Most interviewees, both black and white, had become so accustomed to these racial injustices that they simply recounted: “that’s just the way it was.” Many recalled, as white interviewee Thomas Leckie put it, that “there was a general sense of how people were supposed to act based on their race.” However, few interviewees, African American or white, recounted any individual, racial animosity in the 1950s. In that way, these first-hand accounts testify to the differences between structural and interpersonal racism. For example, white interviewees claimed to have no problem with African Americans, but they rarely interacted with them because of legally sanctioned segregation. Moreover, many white interviewees claimed they saw everyone as equal, but they served African American workers’ food on the porch because “that’s just the way it was….they didn’t expect to sit at the table.” Similarly, African American interviewees recounted being denied the same opportunities as their white counterparts, but they almost unanimously said they got along with the white members of their communities. While there some egregious acts of individualized racism recounted in these interviews, it seems that an overriding spirit of civility between the races often existed alongside these structural inequalities. White and black residents of Louisa County could be neighbors and friends, even if they could not eat at the same restaurants or go to the same schools.

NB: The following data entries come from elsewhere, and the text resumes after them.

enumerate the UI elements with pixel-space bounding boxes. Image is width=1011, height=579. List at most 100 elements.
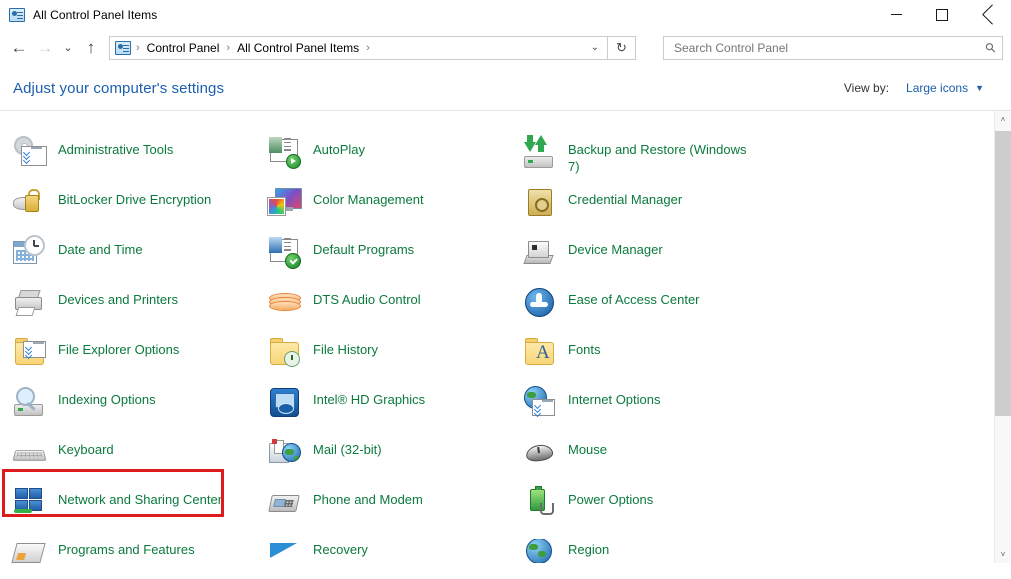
vertical-scrollbar[interactable]: ˄ ˅ bbox=[994, 111, 1011, 563]
window-title: All Control Panel Items bbox=[33, 7, 158, 22]
item-label: Fonts bbox=[568, 342, 601, 357]
item-label: Phone and Modem bbox=[313, 492, 423, 507]
device-manager-icon bbox=[522, 235, 556, 269]
scroll-up-button[interactable]: ˄ bbox=[995, 111, 1011, 128]
breadcrumb-separator-2[interactable]: › bbox=[364, 42, 372, 54]
item-recovery[interactable]: Recovery bbox=[255, 539, 510, 563]
item-programs-and-features[interactable]: Programs and Features bbox=[0, 539, 255, 563]
address-bar[interactable]: › Control Panel › All Control Panel Item… bbox=[109, 35, 608, 60]
file-explorer-options-icon bbox=[12, 335, 46, 369]
item-mail-32-bit[interactable]: Mail (32-bit) bbox=[255, 439, 510, 489]
intel-hd-graphics-icon bbox=[267, 385, 301, 419]
date-time-icon bbox=[12, 235, 46, 269]
item-color-management[interactable]: Color Management bbox=[255, 188, 510, 239]
administrative-tools-icon bbox=[12, 135, 47, 169]
item-default-programs[interactable]: Default Programs bbox=[255, 237, 510, 289]
refresh-icon: ↻ bbox=[616, 39, 627, 55]
item-fonts[interactable]: A Fonts bbox=[510, 338, 994, 389]
close-button[interactable] bbox=[965, 0, 1011, 29]
view-by-value: Large icons bbox=[906, 81, 969, 95]
item-file-history[interactable]: File History bbox=[255, 338, 510, 389]
item-label: Backup and Restore (Windows 7) bbox=[568, 142, 747, 174]
item-label: Programs and Features bbox=[58, 542, 195, 557]
region-icon bbox=[522, 539, 556, 563]
item-label: Internet Options bbox=[568, 392, 661, 407]
item-backup-and-restore[interactable]: Backup and Restore (Windows 7) bbox=[510, 135, 994, 189]
control-panel-items-grid: Administrative Tools AutoPlay Backup and… bbox=[0, 111, 994, 563]
item-label: Network and Sharing Center bbox=[58, 492, 223, 507]
default-programs-icon bbox=[267, 235, 301, 269]
item-autoplay[interactable]: AutoPlay bbox=[255, 137, 510, 189]
item-label: Indexing Options bbox=[58, 392, 156, 407]
minimize-icon bbox=[890, 14, 902, 15]
refresh-button[interactable]: ↻ bbox=[608, 35, 636, 60]
view-by-control: View by: Large icons ▼ bbox=[844, 77, 993, 99]
navigation-bar: ← → ⌄ ↑ › Control Panel › All Control Pa… bbox=[0, 29, 1011, 66]
maximize-icon bbox=[936, 8, 948, 21]
item-indexing-options[interactable]: Indexing Options bbox=[0, 387, 255, 439]
item-label: Default Programs bbox=[313, 242, 415, 257]
item-label: DTS Audio Control bbox=[313, 292, 421, 307]
item-keyboard[interactable]: Keyboard bbox=[0, 439, 255, 489]
scrollbar-thumb[interactable] bbox=[995, 131, 1011, 416]
item-label: AutoPlay bbox=[313, 142, 366, 157]
item-intel-hd-graphics[interactable]: Intel® HD Graphics bbox=[255, 388, 510, 439]
minimize-button[interactable] bbox=[873, 0, 919, 29]
item-internet-options[interactable]: Internet Options bbox=[510, 386, 994, 439]
chevron-down-icon: ▼ bbox=[975, 83, 984, 93]
item-label: Power Options bbox=[568, 492, 654, 507]
item-devices-and-printers[interactable]: Devices and Printers bbox=[0, 289, 255, 339]
item-administrative-tools[interactable]: Administrative Tools bbox=[0, 136, 255, 189]
programs-features-icon bbox=[11, 539, 46, 563]
item-label: Administrative Tools bbox=[58, 142, 174, 157]
item-file-explorer-options[interactable]: File Explorer Options bbox=[0, 338, 255, 389]
breadcrumb: › Control Panel › All Control Panel Item… bbox=[134, 39, 591, 57]
item-label: BitLocker Drive Encryption bbox=[58, 192, 212, 207]
window-buttons bbox=[873, 0, 1011, 29]
autoplay-icon bbox=[267, 135, 301, 169]
bitlocker-icon bbox=[12, 185, 46, 219]
item-label: Recovery bbox=[313, 542, 368, 557]
title-bar: All Control Panel Items bbox=[0, 0, 1011, 29]
item-device-manager[interactable]: Device Manager bbox=[510, 239, 994, 289]
recent-locations-button[interactable]: ⌄ bbox=[58, 35, 78, 61]
mail-icon bbox=[267, 435, 301, 469]
item-network-and-sharing-center[interactable]: Network and Sharing Center bbox=[0, 488, 255, 539]
view-by-dropdown[interactable]: Large icons ▼ bbox=[897, 77, 993, 99]
item-label: Keyboard bbox=[58, 442, 114, 457]
content-area: Administrative Tools AutoPlay Backup and… bbox=[0, 111, 1011, 563]
mouse-icon bbox=[522, 435, 556, 469]
item-date-and-time[interactable]: Date and Time bbox=[0, 235, 255, 289]
item-label: Region bbox=[568, 542, 610, 557]
item-dts-audio-control[interactable]: DTS Audio Control bbox=[255, 289, 510, 339]
back-button[interactable]: ← bbox=[6, 35, 32, 61]
power-options-icon bbox=[522, 485, 556, 519]
item-ease-of-access-center[interactable]: Ease of Access Center bbox=[510, 288, 994, 339]
file-history-icon bbox=[267, 335, 301, 369]
search-input[interactable] bbox=[672, 39, 987, 56]
item-label: Mail (32-bit) bbox=[313, 442, 382, 457]
backup-restore-icon bbox=[522, 135, 556, 169]
keyboard-icon bbox=[12, 435, 47, 469]
item-power-options[interactable]: Power Options bbox=[510, 486, 994, 539]
recovery-icon bbox=[267, 539, 301, 563]
breadcrumb-control-panel[interactable]: Control Panel bbox=[142, 39, 225, 57]
internet-options-icon bbox=[522, 385, 556, 419]
address-control-panel-icon bbox=[115, 40, 131, 55]
item-bitlocker-drive-encryption[interactable]: BitLocker Drive Encryption bbox=[0, 189, 255, 239]
color-management-icon bbox=[267, 185, 302, 219]
search-box[interactable]: ⚲ bbox=[663, 35, 1003, 60]
ease-of-access-icon bbox=[522, 285, 556, 319]
item-credential-manager[interactable]: Credential Manager bbox=[510, 189, 994, 239]
item-region[interactable]: Region bbox=[510, 539, 994, 563]
maximize-button[interactable] bbox=[919, 0, 965, 29]
chevron-down-icon[interactable]: ⌄ bbox=[591, 42, 603, 53]
item-mouse[interactable]: Mouse bbox=[510, 439, 994, 489]
up-button[interactable]: ↑ bbox=[78, 35, 104, 61]
forward-button[interactable]: → bbox=[32, 35, 58, 61]
network-sharing-icon bbox=[12, 485, 46, 519]
breadcrumb-all-control-panel-items[interactable]: All Control Panel Items bbox=[232, 39, 364, 57]
page-title: Adjust your computer's settings bbox=[13, 79, 225, 97]
item-phone-and-modem[interactable]: Phone and Modem bbox=[255, 489, 510, 539]
scroll-down-button[interactable]: ˅ bbox=[995, 546, 1011, 563]
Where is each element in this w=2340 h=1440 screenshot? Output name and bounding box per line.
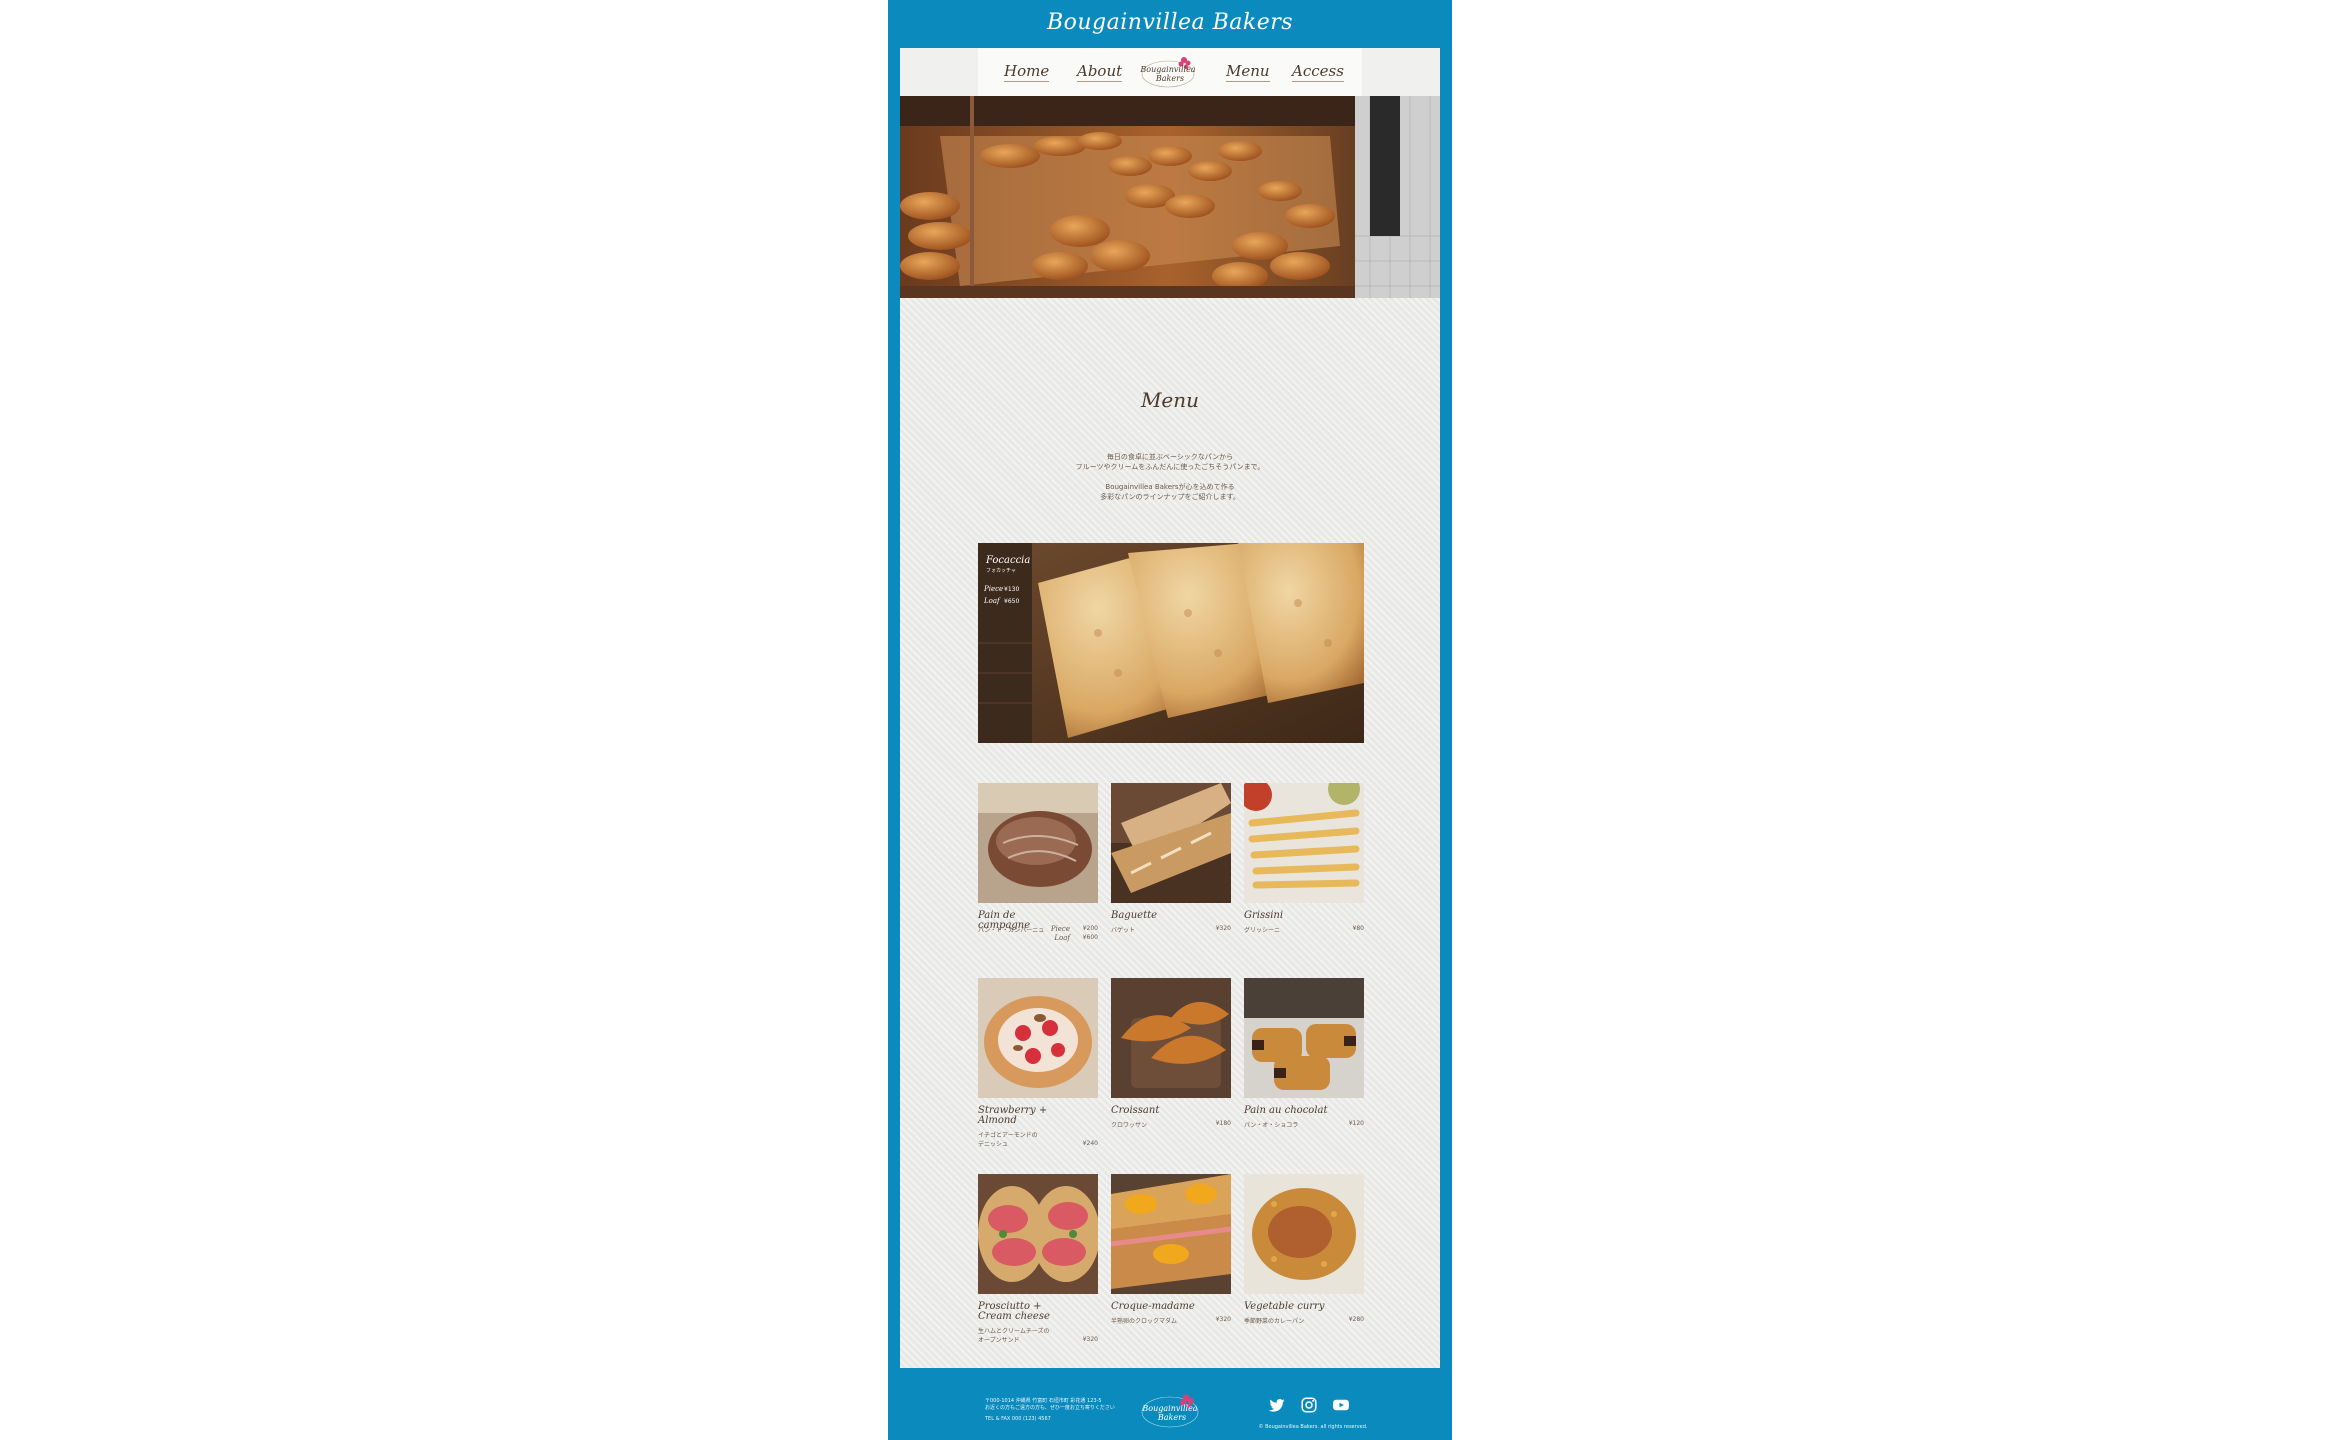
item-price: ¥200 [1082,925,1098,932]
item-price: ¥320 [1082,1336,1098,1343]
featured-loaf-price: ¥650 [1004,598,1019,605]
nav-bar: Home About Bougainvillea Bakers Menu Acc… [978,48,1362,96]
menu-item-card[interactable]: Vegetable curry 季節野菜のカレーパン ¥280 [1244,1174,1364,1325]
page-frame: Bougainvillea Bakers Home About Bougainv… [888,0,1452,1440]
item-jp-name: パン・オ・ショコラ [1244,1122,1299,1129]
twitter-icon[interactable] [1268,1396,1286,1414]
menu-intro: 毎日の食卓に並ぶベーシックなパンからフルーツやクリームをふんだんに使ったごちそう… [900,452,1440,512]
nav-logo-line2: Bakers [1155,74,1184,83]
copyright: © Bougainvillea Bakers. all rights reser… [1258,1424,1368,1430]
item-price: ¥240 [1082,1140,1098,1147]
menu-item-card[interactable]: Grissini グリッシーニ ¥80 [1244,783,1364,934]
item-jp-name: クロワッサン [1111,1122,1148,1129]
featured-name: Focaccia [985,555,1030,566]
item-jp-name: グリッシーニ [1244,927,1281,934]
menu-item-card[interactable]: Croissant クロワッサン ¥180 [1111,978,1231,1129]
nav-access[interactable]: Access [1292,62,1344,82]
menu-item-card[interactable]: Strawberry + Almond イチゴとアーモンドの デニッシュ ¥24… [978,978,1098,1148]
item-price-label: Piece [1050,925,1070,933]
featured-piece-price: ¥130 [1004,586,1019,593]
pain-de-campagne-image [978,783,1098,903]
item-name: Strawberry + Almond [978,1105,1048,1126]
item-jp-name: デニッシュ [978,1141,1009,1148]
item-price: ¥600 [1082,934,1098,941]
item-price: ¥120 [1348,1120,1364,1127]
intro-line: Bougainvillea Bakersが心を込めて作る [1105,483,1235,491]
item-price-label: Loaf [1054,934,1070,942]
featured-jp: フォカッチャ [986,568,1016,574]
youtube-icon[interactable] [1332,1396,1350,1414]
intro-paragraph-2: Bougainvillea Bakersが心を込めて作る 多彩なパンのラインナップ… [900,482,1440,502]
featured-loaf-label: Loaf [983,597,1001,605]
nav-menu[interactable]: Menu [1226,62,1270,82]
item-price: ¥320 [1215,925,1231,932]
site-title[interactable]: Bougainvillea Bakers [888,10,1452,35]
item-price: ¥320 [1215,1316,1231,1323]
item-name: Prosciutto + Cream cheese [978,1301,1050,1322]
intro-paragraph-1: 毎日の食卓に並ぶベーシックなパンからフルーツやクリームをふんだんに使ったごちそう… [900,452,1440,472]
item-name: Croissant [1111,1105,1160,1116]
footer-logo-line1: Bougainvillea [1141,1404,1197,1413]
baguette-image [1111,783,1231,903]
menu-item-card[interactable]: Pain au chocolat パン・オ・ショコラ ¥120 [1244,978,1364,1129]
item-name: Baguette [1111,910,1158,921]
croque-madame-image [1111,1174,1231,1294]
nav-about[interactable]: About [1077,62,1123,82]
item-jp-name: 季節野菜のカレーパン [1244,1318,1305,1325]
croissant-image [1111,978,1231,1098]
menu-item-card[interactable]: Prosciutto + Cream cheese 生ハムとクリームチーズの オ… [978,1174,1098,1344]
intro-line: フルーツやクリームをふんだんに使ったごちそうパンまで。 [1075,463,1265,471]
grissini-image [1244,783,1364,903]
item-jp-name: 半熟卵のクロックマダム [1111,1318,1178,1325]
menu-heading: Menu [1140,388,1200,412]
item-price: ¥80 [1352,925,1364,932]
address-line: 〒000-1014 沖縄県 竹富町 石垣市町 彩花通 123-5 [985,1398,1102,1404]
item-price: ¥180 [1215,1120,1231,1127]
footer-logo-line2: Bakers [1157,1413,1186,1422]
footer-address: 〒000-1014 沖縄県 竹富町 石垣市町 彩花通 123-5 お近くの方もご… [985,1398,1135,1423]
featured-piece-label: Piece [983,585,1003,593]
strawberry-almond-image [978,978,1098,1098]
intro-line: 毎日の食卓に並ぶベーシックなパンから [1106,453,1234,461]
address-line: お近くの方もご遠方の方も、ぜひ一度お立ち寄りください [985,1405,1115,1411]
menu-item-card[interactable]: Croque-madame 半熟卵のクロックマダム ¥320 [1111,1174,1231,1325]
item-name: Vegetable curry [1244,1301,1325,1312]
item-jp-name: 生ハムとクリームチーズの [978,1328,1050,1335]
menu-item-card[interactable]: Baguette バゲット ¥320 [1111,783,1231,934]
featured-focaccia[interactable]: Focaccia フォカッチャ Piece ¥130 Loaf ¥650 [978,543,1364,743]
vegetable-curry-image [1244,1174,1364,1294]
item-name: Grissini [1244,910,1284,921]
menu-item-card[interactable]: Pain de campagne パン・ド・カンパーニュ Piece ¥200 … [978,783,1098,942]
item-name: Pain au chocolat [1244,1105,1328,1116]
pain-au-chocolat-image [1244,978,1364,1098]
footer: 〒000-1014 沖縄県 竹富町 石垣市町 彩花通 123-5 お近くの方もご… [888,1368,1452,1440]
main-nav: Home About Bougainvillea Bakers Menu Acc… [900,48,1440,96]
instagram-icon[interactable] [1300,1396,1318,1414]
item-jp-name: バゲット [1111,927,1136,934]
prosciutto-cream-cheese-image [978,1174,1098,1294]
bougainvillea-logo-icon: Bougainvillea Bakers [1141,1394,1199,1428]
footer-logo[interactable]: Bougainvillea Bakers [1138,1390,1202,1430]
item-jp-name: イチゴとアーモンドの [978,1132,1038,1139]
phone-line: TEL & FAX 000 (123) 4567 [985,1416,1051,1422]
nav-logo[interactable]: Bougainvillea Bakers [1138,54,1198,90]
hero-image [900,96,1440,298]
item-jp-name: オープンサンド [978,1337,1020,1344]
intro-line: 多彩なパンのラインナップをご紹介します。 [1100,493,1240,501]
content-panel: Home About Bougainvillea Bakers Menu Acc… [900,48,1440,1368]
nav-logo-line1: Bougainvillea [1139,65,1195,74]
item-name: Croque-madame [1111,1301,1195,1312]
bougainvillea-logo-icon: Bougainvillea Bakers [1139,57,1196,88]
item-price: ¥280 [1348,1316,1364,1323]
nav-home[interactable]: Home [1004,62,1050,82]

As the decade progressed, change was certainly in the air in Louisa County. In the next decade, Civil Rights victories would begin to dismantle these more visible forms of de jure segregation. These changes would allow African Americans to sit in diner booths and vote without paying a poll tax. However, the struggle for racial equality continues even to this day. It is our hope that these oral history interviews will shed light on the history of racism in Louisa County and open up avenues of research and conversations to pursue racial justice.